When the LCEL has reached a threshold value of 0.25, for both materials the value of the F1_Score reaches a value of 0.7 and does not change much for further increases in the LCEL. The selectivity and accuracy of the method are shown in Figure 6. For the lithiated manganese oxides, the selectivity value is slightly lower than 0.8, while for cobalt, it is slightly higher than this value and for both it remains almost constant until the LCEL value reaches 0.25. For further increases in LCEL, there is a steady decline in selectivity. The accuracy is slightly higher when the method is applied to cobalt oxides than to manganese ones; however, for LCEL values higher than 0.2, for both oxides the accuracy value is higher than 0.6. Finally, the FPR is reported in Figure 7. This value is more favourable for cobalt oxides than for manganese ones, but in any case, for small values of the LCEL, it is very low for both. For LCEL values lower than 0.14, the FPR value is lower than 0.26 for both oxides. As the LCEL increases, the FPR value is constant for both manganese and cobalt oxides.

4. Discussion

The choice of an appropriate threshold value of the LCEL is crucial to maximize the results obtained using the model. A threshold value of 0.3 brings several advantages. First, that of decreasing the number of false negatives in favour of true positives and this increases the probability to predict the crystalline structure of an unknown compound. At the same time, the risk of assigning to the test compound a crystalline structure that does not correspond to the truth increases. For this reason, assigning a lower threshold value considerably decreases this possibility but could exclude many true structures by marking them as false or true negative. In fact, this risk is very high for LCEL cut-off values below 0.20. From the obtained result, it is possible to state that a threshold of 0.25 could represent a good trade off to reduce the number of false positives maintaining good selectivity and high precision. Since some cobalt or manganese space groups may not be contained in the training dataset, the program is unable to predict these groups. A better approximation could be obtained by considering only the crystalline classes contained in the iron dataset.
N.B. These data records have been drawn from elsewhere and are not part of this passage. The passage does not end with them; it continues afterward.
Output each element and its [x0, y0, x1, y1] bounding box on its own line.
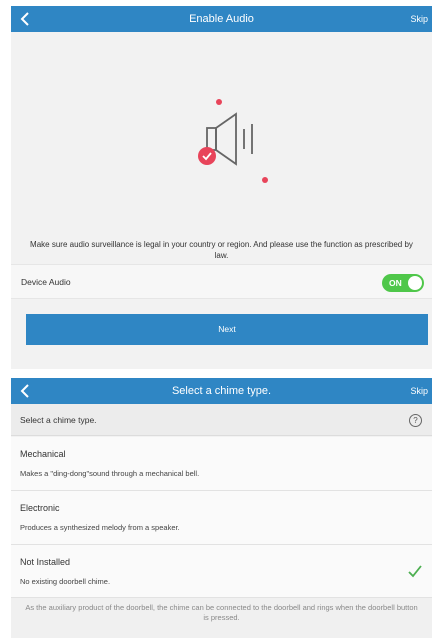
top-bar: Enable Audio Skip — [11, 6, 432, 32]
skip-button[interactable]: Skip — [410, 378, 428, 404]
checkmark-icon — [408, 563, 422, 579]
option-name: Electronic — [20, 503, 60, 513]
top-bar: Select a chime type. Skip — [11, 378, 432, 404]
option-name: Mechanical — [20, 449, 66, 459]
audio-illustration: Make sure audio surveillance is legal in… — [11, 32, 432, 264]
enable-audio-screen: Enable Audio Skip Make sure audio survei… — [11, 6, 432, 369]
option-description: Makes a "ding-dong"sound through a mecha… — [20, 469, 200, 478]
option-description: No existing doorbell chime. — [20, 577, 111, 586]
toggle-knob — [408, 276, 422, 290]
toggle-state-label: ON — [389, 278, 402, 288]
next-button[interactable]: Next — [26, 314, 428, 345]
help-icon[interactable]: ? — [409, 414, 422, 427]
device-audio-row: Device Audio ON — [11, 264, 432, 299]
device-audio-toggle[interactable]: ON — [382, 274, 424, 292]
speaker-icon — [198, 99, 268, 183]
skip-button[interactable]: Skip — [410, 6, 428, 32]
legal-notice: Make sure audio surveillance is legal in… — [30, 240, 413, 260]
option-name: Not Installed — [20, 557, 71, 567]
chime-type-screen: Select a chime type. Skip Select a chime… — [11, 378, 432, 638]
chime-option-mechanical[interactable]: Mechanical Makes a "ding-dong"sound thro… — [11, 437, 432, 491]
chime-option-electronic[interactable]: Electronic Produces a synthesized melody… — [11, 491, 432, 545]
device-audio-label: Device Audio — [21, 277, 71, 287]
page-title: Enable Audio — [189, 13, 254, 25]
page-title: Select a chime type. — [171, 385, 272, 397]
chime-option-not-installed[interactable]: Not Installed No existing doorbell chime… — [11, 545, 432, 598]
section-header-label: Select a chime type. — [20, 415, 97, 425]
option-description: Produces a synthesized melody from a spe… — [20, 523, 180, 532]
chime-footnote: As the auxiliary product of the doorbell… — [11, 598, 432, 638]
footnote-text: As the auxiliary product of the doorbell… — [25, 603, 418, 622]
section-header: Select a chime type. ? — [11, 404, 432, 436]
This model could be further implemented by generating a learning matrix that contains all three lithiated oxides of manganese, cobalt, and iron and using this matrix to predict the crystalline group of compounds not yet synthesized. Since only some crystalline compounds are capable of intercalating lithium ions, such as stratified materials or those with a spinel structure, the exact prediction of the crystalline group would allow for the directing of the synthesis exclusively towards those compounds which have a structure potentially suitable for interacting reversibly with lithium ions.